The U.S. Department of Energy announced an ambitious new target last month to cut the cost of solar energy by 60% within the next decade.
To accomplish this goal, it’s throwing nearly $128 million at research projects and business development to lower costs, improve performance and speed the deployment of solar energy technologies.
“In many parts of the country, solar is already cheaper than coal and other fossil fuels, and with more innovation we can cut the cost again by more than half within the decade,” said Energy Secretary Jennifer M. Granholm, in a statement.
To reach President Joe Biden’s goal of having a 100% clean energy grid in the next 15 years, hundreds of gigawatts of solar energy need to be installed as much as five times faster than it is now, according to the Department of Energy.
The International Energy Agency found in its 2020 World Energy Outlook that solar photovoltaic systems are now consistently cheaper than new coal- or gas-fired power plants in most countries. The DOE set a goal of driving down the current utility-scale solar energy cost of 4.6 cents per kilowatt-hour to 3 cents per kilowatt-hour by 2025 and 2 cents per kilowatt-hour by 2030.
Funding announced through the Department of Energy’s Solar Energy Technologies Office, or SETO, will support advancing two materials used to make solar cells: perovskites and cadmium telluride (CdTe) thin films.

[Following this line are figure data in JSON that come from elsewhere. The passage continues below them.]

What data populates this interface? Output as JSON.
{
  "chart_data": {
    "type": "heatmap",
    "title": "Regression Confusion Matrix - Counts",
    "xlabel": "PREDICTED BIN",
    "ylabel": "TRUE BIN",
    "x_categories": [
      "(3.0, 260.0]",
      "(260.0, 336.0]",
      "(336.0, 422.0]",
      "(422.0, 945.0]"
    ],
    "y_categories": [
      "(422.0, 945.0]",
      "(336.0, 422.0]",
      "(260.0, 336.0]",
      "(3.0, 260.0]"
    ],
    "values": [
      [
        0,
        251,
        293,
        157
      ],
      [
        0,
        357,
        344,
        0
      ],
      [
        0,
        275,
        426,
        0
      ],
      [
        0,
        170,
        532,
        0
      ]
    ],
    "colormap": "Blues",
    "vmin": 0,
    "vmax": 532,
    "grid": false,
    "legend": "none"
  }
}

- $40 million for perovskite R&D: Perovskites are a family of emerging solar materials that have potential to make highly efficient thin-film solar cells with very low production costs. DOE is awarding $40 million to 22 projects that will advance perovskite PV device and manufacturing research and development—as well as performance through the formation of a new $14 million testing center to provide neutral, independent validation of the performance of new perovskite devices.
- $3 million Perovskite Startup Prize: This new prize competition will speed entrepreneurs’ path to commercializing perovskite technologies by providing seed capital for their newly formed companies.

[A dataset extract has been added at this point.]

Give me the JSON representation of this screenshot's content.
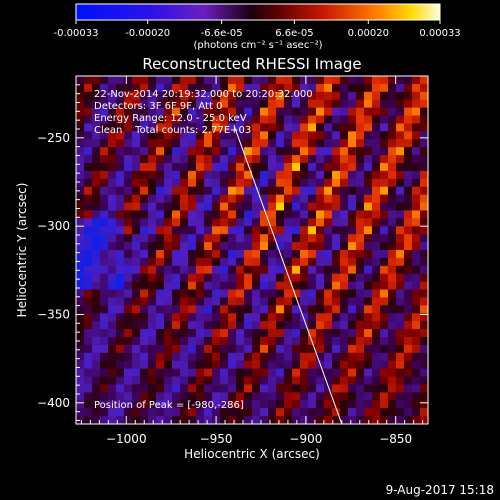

- $20 million for CdTe thin films: The National Renewable Energy Laboratory will set up a consortium to advance cheaper CdTe thin-film solar technologies, which were developed in the U.S. and make up 20% of the modules installed in this country.
In addition, the DOE announced $7 million as part of a new funding opportunity for projects to increase the lifetime of silicon-based PV systems from about 30 years to 50 years to lower the cost of energy and reduce waste. The aim is to improve PV system components, such as inverters, connectors, cables, racks and trackers.
About $58 million is also going towards several concentrating solar-thermal power, or CSP, projects. Unlike PV technologies that directly convert sunlight into electricity, CSP captures heat from sunlight and uses that thermal energy to spin a turbine or power an engine that then generates electricity.